The book is in fact told from the perspective of a young girl named Mattie, whose quest to see her father’s killer hanged brings her into contact with Rooster. The movie doesn’t particularly care about this, although the excellent Kim Darby still gets plenty of screen time alongside Wayne. The 1969 True Grit is beautifully shot, keeps an excellent and suspenseful pace, and features cast members like Glen Campbell, Dennis Hopper, and Robert Duvall. The chemistry between Wayne and Darby is undeniable.
However, as adaptations go, the revisionist approach taken by Joel and Ethan Coen to their 2010 True Grit is arguably superior in every way. This film returns the focus to Mattie, played with the depth and intensity afforded in the screenplay to Hailee Steinfeld. The 2010 True Grit feels more grounded in an actual world, with Jeff Bridges’ Rooster providing the essential other half to a character as intelligent and straightforward as young Mattie (indeed, Steinfeld was an actual child at the time of filming).
2010’s True Grit captures the humor and complexities of the novel far more accurately but doesn’t lose sight of being a breathtaking cinematic experience. This is one of the best westerns of the 21st century, and it’s almost worth watching just to see Matt Damon as an arrogant and slightly absurd Texas Ranger (played by country music legend Glen Campbell in 1969).
The Winner: While there’s arguments to be made for either movie being the better of the two, I’m going to choose the 2010 True Grit by a considerable margin. The 1969 film is near-perfect, to be sure, but this 2010 reimagining of Portis’ novel is in fact fully perfect.
5. Yojimbo (1961) vs A Fistful of Dollars (1964) vs Last Man Standing (1996)
We wrap up this look at originals vs. remakes with a three-way showdown. While there have been other films that have either loosely remade this story, or simply emphasized the character Yojimbo, played by the iconic Toshiro Mifune, in some meaningful way, we’re going to focus on the original and two very direct remakes.
Yojimbo was released at the height of filmmaker Akira Kurosawa’s commercial popularity. It is arguably the most accessible film in his canon. There’s an easy-to-grasp story of a wandering samurai who decides to pit two rival gangs in a small town against one another, taking everything for himself and leaving the rest in the dust. Mifune’s Yojimbo is cheerful, cunning, and mostly on the side of doing the right thing at the end of the day. It’s straight entertainment, but the editing, overall direction, acting, sets, and music all come from some of the finest artists of the era. It’s a brilliant action film in every regard.
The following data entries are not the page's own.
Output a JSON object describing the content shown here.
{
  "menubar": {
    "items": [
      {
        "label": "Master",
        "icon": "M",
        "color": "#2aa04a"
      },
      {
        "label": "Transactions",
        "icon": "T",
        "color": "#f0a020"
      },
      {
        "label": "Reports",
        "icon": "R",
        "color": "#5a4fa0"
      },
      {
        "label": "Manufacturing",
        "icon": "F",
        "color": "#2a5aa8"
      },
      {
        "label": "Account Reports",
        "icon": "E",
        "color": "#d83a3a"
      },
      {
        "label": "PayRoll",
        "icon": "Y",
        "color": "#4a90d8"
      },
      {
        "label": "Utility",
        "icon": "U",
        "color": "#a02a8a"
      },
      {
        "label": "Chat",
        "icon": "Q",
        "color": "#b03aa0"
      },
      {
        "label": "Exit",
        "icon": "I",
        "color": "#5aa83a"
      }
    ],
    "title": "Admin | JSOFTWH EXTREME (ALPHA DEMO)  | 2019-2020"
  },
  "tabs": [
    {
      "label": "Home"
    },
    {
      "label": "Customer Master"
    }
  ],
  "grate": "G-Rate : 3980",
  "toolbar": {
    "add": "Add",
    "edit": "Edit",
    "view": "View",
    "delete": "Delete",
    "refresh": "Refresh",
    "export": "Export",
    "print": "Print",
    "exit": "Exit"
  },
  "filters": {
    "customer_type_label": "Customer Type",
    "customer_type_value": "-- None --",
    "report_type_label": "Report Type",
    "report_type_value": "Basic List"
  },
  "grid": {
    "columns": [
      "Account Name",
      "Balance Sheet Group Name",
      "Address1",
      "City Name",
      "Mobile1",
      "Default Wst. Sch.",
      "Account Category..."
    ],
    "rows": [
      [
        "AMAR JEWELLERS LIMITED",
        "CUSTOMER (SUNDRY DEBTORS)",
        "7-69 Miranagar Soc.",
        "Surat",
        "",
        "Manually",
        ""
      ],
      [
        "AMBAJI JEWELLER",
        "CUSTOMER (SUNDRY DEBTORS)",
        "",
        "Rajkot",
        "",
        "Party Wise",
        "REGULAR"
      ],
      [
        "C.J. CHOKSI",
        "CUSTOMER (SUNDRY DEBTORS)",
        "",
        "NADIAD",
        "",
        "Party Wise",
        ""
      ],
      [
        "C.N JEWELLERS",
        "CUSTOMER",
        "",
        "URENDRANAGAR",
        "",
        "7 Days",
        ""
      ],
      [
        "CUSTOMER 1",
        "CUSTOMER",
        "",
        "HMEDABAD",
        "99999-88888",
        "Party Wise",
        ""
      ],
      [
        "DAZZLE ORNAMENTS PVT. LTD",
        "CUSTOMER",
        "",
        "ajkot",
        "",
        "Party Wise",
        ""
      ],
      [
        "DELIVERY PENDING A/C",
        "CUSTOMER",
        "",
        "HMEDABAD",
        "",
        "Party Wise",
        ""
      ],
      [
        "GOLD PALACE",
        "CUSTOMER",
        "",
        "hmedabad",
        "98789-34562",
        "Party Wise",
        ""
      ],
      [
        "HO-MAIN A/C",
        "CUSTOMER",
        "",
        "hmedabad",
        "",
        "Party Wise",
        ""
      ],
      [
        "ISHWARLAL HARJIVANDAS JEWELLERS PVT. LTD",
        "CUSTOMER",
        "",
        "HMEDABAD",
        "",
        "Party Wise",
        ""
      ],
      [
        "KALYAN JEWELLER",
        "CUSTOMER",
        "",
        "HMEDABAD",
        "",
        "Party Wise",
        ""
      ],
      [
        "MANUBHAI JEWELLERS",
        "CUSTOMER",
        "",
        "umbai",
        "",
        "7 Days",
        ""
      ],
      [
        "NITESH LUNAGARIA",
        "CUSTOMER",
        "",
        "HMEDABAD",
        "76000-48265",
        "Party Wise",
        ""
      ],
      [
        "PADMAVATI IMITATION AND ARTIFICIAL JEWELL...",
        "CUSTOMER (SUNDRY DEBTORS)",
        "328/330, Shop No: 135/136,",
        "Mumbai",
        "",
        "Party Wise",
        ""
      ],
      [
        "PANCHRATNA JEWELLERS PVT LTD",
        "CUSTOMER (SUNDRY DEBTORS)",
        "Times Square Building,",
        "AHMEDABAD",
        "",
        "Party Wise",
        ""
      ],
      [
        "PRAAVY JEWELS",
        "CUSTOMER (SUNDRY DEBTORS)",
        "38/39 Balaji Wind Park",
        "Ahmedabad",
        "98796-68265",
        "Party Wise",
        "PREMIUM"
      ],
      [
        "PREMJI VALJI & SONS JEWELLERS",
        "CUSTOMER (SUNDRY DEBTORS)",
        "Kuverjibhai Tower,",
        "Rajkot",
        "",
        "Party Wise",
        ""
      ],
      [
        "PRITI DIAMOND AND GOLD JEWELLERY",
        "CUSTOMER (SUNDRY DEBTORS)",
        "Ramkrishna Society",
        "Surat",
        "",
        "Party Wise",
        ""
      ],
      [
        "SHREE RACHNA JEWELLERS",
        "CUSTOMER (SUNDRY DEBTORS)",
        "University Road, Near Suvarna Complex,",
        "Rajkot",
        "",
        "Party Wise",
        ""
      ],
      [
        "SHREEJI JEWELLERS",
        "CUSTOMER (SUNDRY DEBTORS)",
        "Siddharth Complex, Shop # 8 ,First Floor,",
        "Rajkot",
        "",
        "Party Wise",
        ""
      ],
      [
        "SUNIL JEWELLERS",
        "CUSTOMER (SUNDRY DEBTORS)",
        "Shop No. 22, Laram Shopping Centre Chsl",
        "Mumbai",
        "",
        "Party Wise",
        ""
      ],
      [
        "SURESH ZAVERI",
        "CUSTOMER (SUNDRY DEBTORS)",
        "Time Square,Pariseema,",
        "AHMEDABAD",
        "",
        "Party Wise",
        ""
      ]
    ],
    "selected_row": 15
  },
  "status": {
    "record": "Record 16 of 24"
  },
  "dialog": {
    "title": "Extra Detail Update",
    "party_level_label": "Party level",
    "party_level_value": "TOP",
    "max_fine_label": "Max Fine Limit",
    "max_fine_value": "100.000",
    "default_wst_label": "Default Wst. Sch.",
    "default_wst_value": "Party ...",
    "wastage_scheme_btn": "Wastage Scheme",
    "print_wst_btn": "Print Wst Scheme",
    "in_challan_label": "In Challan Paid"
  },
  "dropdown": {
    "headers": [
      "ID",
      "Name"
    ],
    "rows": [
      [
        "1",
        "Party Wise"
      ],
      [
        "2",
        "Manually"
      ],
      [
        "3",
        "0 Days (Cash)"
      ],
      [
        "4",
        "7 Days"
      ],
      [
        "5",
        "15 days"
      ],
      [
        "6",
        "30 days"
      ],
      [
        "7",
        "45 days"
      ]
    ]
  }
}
The 1964 spaghetti western remake, which Leone initially tried to claim wasn’t inspired by Yojimbo, is every bit as fun. In the hands of another, although very different master filmmaker, A Fistful of Dollars keeps the same basic story beats and spirit of Yojimbo. One of the most significant differences between the two comes down to Mifune’s samurai and star Clint Eastwood’s Man with No Name. Eastwood plays his gunslinger as a grim, clever figure, who nonetheless operates under a similar moral code to not harm those who don’t deserve it.
Last Man Standing, billed an official remake, might be the dourest take on this story. Set in a small, bleak town during the Great Depression, this story is one of gangsters. The key figure being Bruce Willis’ mysterious John Smith, who shows up seemingly out of nowhere, but with plans very similar to those of Yojimbo and The Man with No Name. Directed by Walter Hill, one of the greatest action directors of all time, Last Man Standing is brutal and sometimes quite impressive in its gunfight sequences.
The Winner: Last Man Standing is far better than its reputation might suggest, but it’s just not as enjoyable as Fistful of Dollars or Yojimbo. Between those two, let’s give the nod to Yojimbo, which handles its final confrontation between the antihero and the crooks with a sense of grandeur that Fistful of Dollars lacks. Both are classics, but only one is flawless from start to finish.